Since that version wasn't compatible with my pool, I've now switched to Ubuntu Server 10.4. That version more than supports that of my pool, but I can only see half of my filesystems. The filesystems I can see are the same as those Solaris could see.
Now, despite those filesystems not being preset in a 'zfs list' command, I can still set properties on them and I can even still mount them and read and write files, but they just plain don't show up in 'zfs list'.
I've mounted the major ones, but I'm not sure what other filesystems there are anymore (I have about eight that I can't see).
Anyone have any idea what the heck is going on? I think I might try booting back into FreeBSD 8 (I still have the main boot drive laying around for that) and see if at least it is able to view the filesystems.

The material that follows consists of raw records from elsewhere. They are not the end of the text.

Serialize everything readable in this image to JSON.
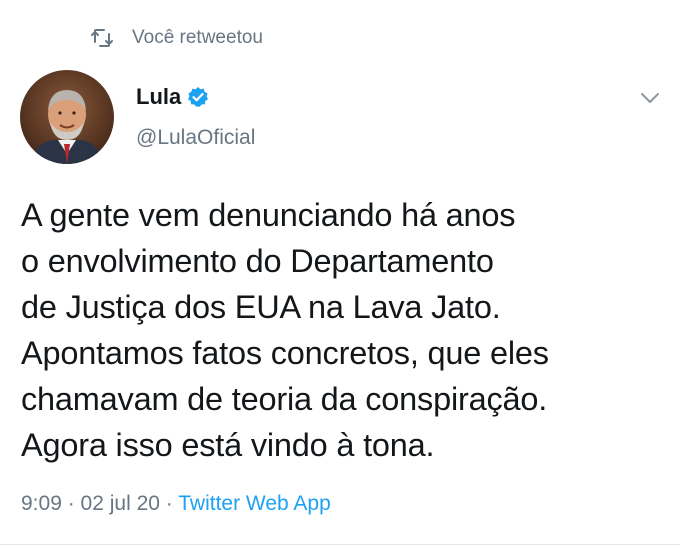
{
  "retweet": {
    "icon": "retweet-icon",
    "label": "Você retweetou"
  },
  "author": {
    "name": "Lula",
    "handle": "@LulaOficial",
    "verified": true,
    "verified_color": "#1da1f2"
  },
  "tweet": {
    "lines": [
      "A gente vem denunciando há anos",
      "o envolvimento do Departamento",
      "de Justiça dos EUA na Lava Jato.",
      "Apontamos fatos concretos, que eles",
      "chamavam de teoria da conspiração.",
      "Agora isso está vindo à tona."
    ]
  },
  "meta": {
    "time": "9:09",
    "separator1": " · ",
    "date": "02 jul 20",
    "separator2": " · ",
    "source": "Twitter Web App"
  },
  "colors": {
    "secondary_text": "#687684",
    "primary_text": "#14171a",
    "link": "#1da1f2"
  }
}
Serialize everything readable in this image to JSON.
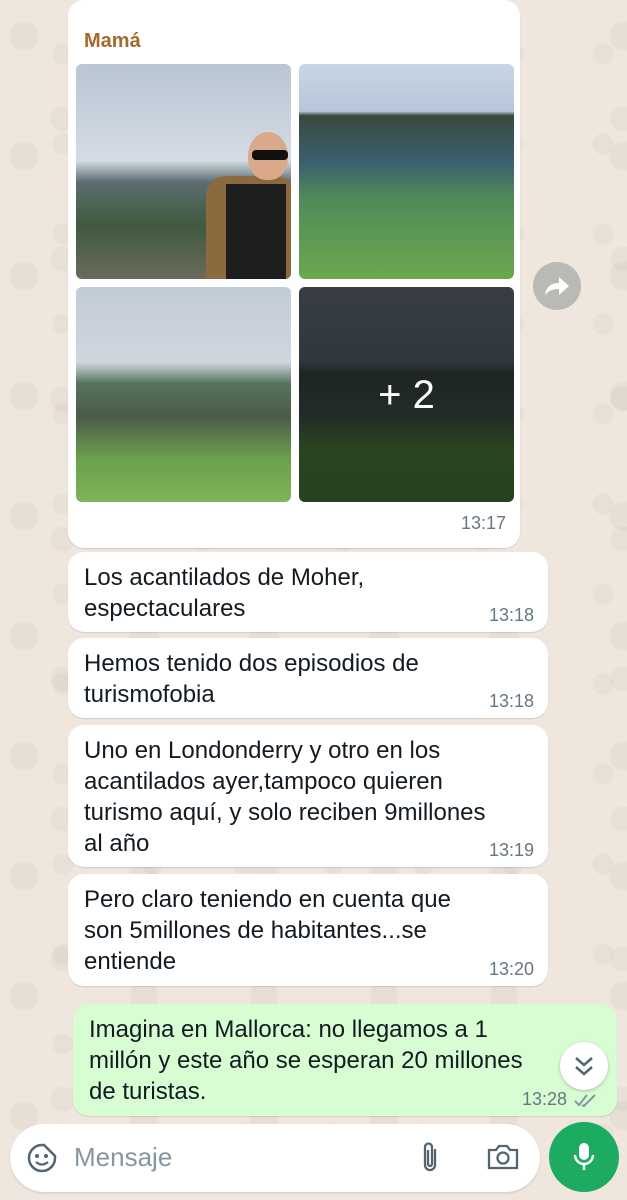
{
  "chat": {
    "messages": [
      {
        "sender": "Mamá",
        "time": "13:17",
        "more_photos": "+ 2"
      },
      {
        "text": "Los acantilados de Moher,\nespectaculares",
        "time": "13:18"
      },
      {
        "text": "Hemos tenido dos episodios de\nturismofobia",
        "time": "13:18"
      },
      {
        "text": "Uno en Londonderry y otro en los\nacantilados ayer,tampoco quieren\nturismo aquí, y solo reciben 9millones\nal año",
        "time": "13:19"
      },
      {
        "text": "Pero claro teniendo en cuenta que\nson 5millones de habitantes...se\nentiende",
        "time": "13:20"
      },
      {
        "text": "Imagina en Mallorca: no llegamos a 1\nmillón y este año se esperan 20 millones\nde turistas.",
        "time": "13:28"
      }
    ]
  },
  "composer": {
    "placeholder": "Mensaje"
  },
  "icons": {
    "forward": "forward-icon",
    "scroll_down": "chevron-double-down-icon",
    "read_receipt": "double-check-icon",
    "emoji": "sticker-icon",
    "attach": "paperclip-icon",
    "camera": "camera-icon",
    "mic": "mic-icon"
  },
  "colors": {
    "incoming_bubble": "#ffffff",
    "outgoing_bubble": "#d9fdd3",
    "sender_name": "#a5692b",
    "accent": "#1daa61"
  }
}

I've also done a scrub while in Linux, and it found no errors with any of the data. Oddly, DMA read errors which caused problems on FreeBSD ZFS are reported by Linux, but ZFS-fuse doesn't find an error. That's a topic for another post however.
Instead of Solaris 10, Linux/ZFS-fuse or FreeBSD, I would use the latest dev opensolaris build (build 134 as of today) which has the more up to date ZFS code included to diagnose what the issue might be. Please post the output of "zfs get all 'invisible-filesystem'" to see what property might prevent some of them to show up.
"due to it crashing the kernel during heavy inter-filesystem IO load"
That may not be the the FreeBSD kernel, but the 3+ years bug with ZFS ARC that still persists!
http://bugs.opensolaris.org/bugdatabase/view_bug.do?bug_id=6522017
(This one is nasty as it will also go out-of-bounds from the VM limits of a hypervisor!)